Department of Computer Science, Ben-Gurion University, Beer-Sheva 84105, Israel.
BMC Bioinformatics. 2010 May 13;11:249. doi: 10.1186/1471-2105-11-249.
MicroRNAs (miRNAs) are an abundant class of small noncoding RNAs (20-24 nts) that can affect gene expression by post-transcriptional regulation of mRNAs. They play important roles in several biological processes (e.g., development and cell cycle regulation). Numerous bioinformatics methods have been developed to identify the function of miRNAs by predicting their target mRNAs. Some viral organisms also encode miRNAs, a fact that contributes to the complex interactions between viruses and their hosts. A need arises to understand the functional relationship between viral and host miRNAs and their effect on viral and host genes. Our approach to meet this challenge is to identify modules where viral and host miRNAs cooperatively regulate host gene expression.
We present a method to identify groups of viral and host miRNAs that cooperate in post-transcriptional gene regulation, and their target genes that are involved in similar biological processes. We call these groups (genes and miRNAs of human and viral origin) - modules. The modules are found in a new two-stage procedure, which we call bi-targeting, and is presented in this paper. The stages are (i) a new and efficient target prediction, and (ii) a new method for clustering objects of three different data types. In this work we integrate multiple information sources, including miRNA-target binding information, miRNA expression profiles, and GO annotations. Our hypotheses and the methods have been tested on human and Epstein Barr virus (EBV) miRNAs and human genes, for which we found 34 modules. We provide supporting evidence from biological and medical literature for two of our modules. Our code and data are available at http://www.cs.bgu.ac.il/~vaksler/BiTargeting.htm
The presented algorithm, which makes use of diverse biological data, is demonstrated to be an efficient approach for finding bi-targeting modules of viral and human miRNAs. These modules can contribute to a better understanding of viral-host interactions and the role that miRNAs play in them.
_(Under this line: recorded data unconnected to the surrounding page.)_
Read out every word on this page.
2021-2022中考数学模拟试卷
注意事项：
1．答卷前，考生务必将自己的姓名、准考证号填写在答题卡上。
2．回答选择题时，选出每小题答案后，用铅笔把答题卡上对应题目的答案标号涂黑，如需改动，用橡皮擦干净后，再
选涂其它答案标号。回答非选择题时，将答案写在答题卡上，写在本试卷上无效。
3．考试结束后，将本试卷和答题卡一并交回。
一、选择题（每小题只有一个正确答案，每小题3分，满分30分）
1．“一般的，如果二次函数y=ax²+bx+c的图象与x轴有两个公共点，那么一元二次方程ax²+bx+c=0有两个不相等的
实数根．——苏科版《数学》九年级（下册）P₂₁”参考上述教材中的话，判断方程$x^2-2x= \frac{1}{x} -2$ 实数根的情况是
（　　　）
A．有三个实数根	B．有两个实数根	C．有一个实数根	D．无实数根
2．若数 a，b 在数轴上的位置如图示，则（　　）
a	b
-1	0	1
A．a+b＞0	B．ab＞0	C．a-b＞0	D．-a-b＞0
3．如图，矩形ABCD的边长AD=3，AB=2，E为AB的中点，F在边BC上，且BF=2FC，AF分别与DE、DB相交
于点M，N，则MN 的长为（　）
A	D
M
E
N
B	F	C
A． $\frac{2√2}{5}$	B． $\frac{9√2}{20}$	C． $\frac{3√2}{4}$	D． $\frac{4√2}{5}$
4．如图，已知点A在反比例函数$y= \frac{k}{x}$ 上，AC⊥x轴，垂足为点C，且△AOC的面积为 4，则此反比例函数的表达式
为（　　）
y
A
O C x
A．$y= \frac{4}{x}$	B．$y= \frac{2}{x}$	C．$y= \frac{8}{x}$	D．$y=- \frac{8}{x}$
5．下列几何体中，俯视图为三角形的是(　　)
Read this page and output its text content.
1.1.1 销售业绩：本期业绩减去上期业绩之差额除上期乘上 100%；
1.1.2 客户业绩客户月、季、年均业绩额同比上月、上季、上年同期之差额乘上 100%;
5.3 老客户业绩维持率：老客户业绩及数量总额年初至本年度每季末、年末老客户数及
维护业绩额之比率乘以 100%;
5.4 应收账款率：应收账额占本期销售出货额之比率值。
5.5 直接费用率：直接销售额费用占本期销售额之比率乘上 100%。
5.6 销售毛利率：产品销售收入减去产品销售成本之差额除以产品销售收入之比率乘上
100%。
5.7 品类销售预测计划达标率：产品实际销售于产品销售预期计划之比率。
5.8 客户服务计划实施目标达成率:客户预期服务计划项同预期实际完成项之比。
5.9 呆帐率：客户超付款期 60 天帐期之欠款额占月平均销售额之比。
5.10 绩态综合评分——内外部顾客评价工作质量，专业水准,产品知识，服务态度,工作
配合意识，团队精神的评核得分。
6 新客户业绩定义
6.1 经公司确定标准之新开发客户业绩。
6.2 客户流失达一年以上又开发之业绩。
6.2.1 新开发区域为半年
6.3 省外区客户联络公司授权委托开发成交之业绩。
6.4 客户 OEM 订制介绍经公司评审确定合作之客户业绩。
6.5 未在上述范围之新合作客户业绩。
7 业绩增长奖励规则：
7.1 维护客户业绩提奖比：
MicroRNAs (miRNAs) 是一类丰富的小非编码 RNA(20-24 个核苷酸),可以通过 mRNA 的转录后调控来影响基因表达。它们在几个生物学过程(如发育和细胞周期调控)中发挥着重要作用。已经开发了许多生物信息学方法来通过预测其靶 mRNAs 来识别 miRNAs 的功能。一些病毒生物也编码 miRNAs,这一事实促成了病毒与其宿主之间的复杂相互作用。因此,需要了解病毒和宿主 miRNAs 之间的功能关系及其对病毒和宿主基因的影响。我们的方法是识别病毒和宿主 miRNAs 合作调节宿主基因表达的模块。
我们提出了一种识别病毒和宿主 miRNAs 合作在后转录基因调控中以及它们参与相似生物学过程的靶基因的方法。我们将这些(人类和病毒来源的基因和 miRNA)组称为模块。这些模块是在一个新的两阶段过程中发现的,我们称之为双靶向,并在本文中介绍。该阶段包括(i)新的和有效的靶标预测,以及(ii)一种新的聚类三种不同数据类型对象的方法。在这项工作中,我们整合了多个信息源,包括 miRNA-靶标结合信息、miRNA 表达谱和 GO 注释。我们的假设和方法已经在人类和 Epstein Barr 病毒 (EBV) miRNAs 和人类基因上进行了测试,发现了 34 个模块。我们为两个模块提供了来自生物和医学文献的支持证据。我们的代码和数据可在 http://www.cs.bgu.ac.il/~vaksler/BiTargeting.htm 获得。
所提出的算法利用了多种生物数据,被证明是一种寻找病毒和人类 miRNAs 的双靶向模块的有效方法。这些模块有助于更好地理解病毒-宿主相互作用以及 miRNAs 在其中所起的作用。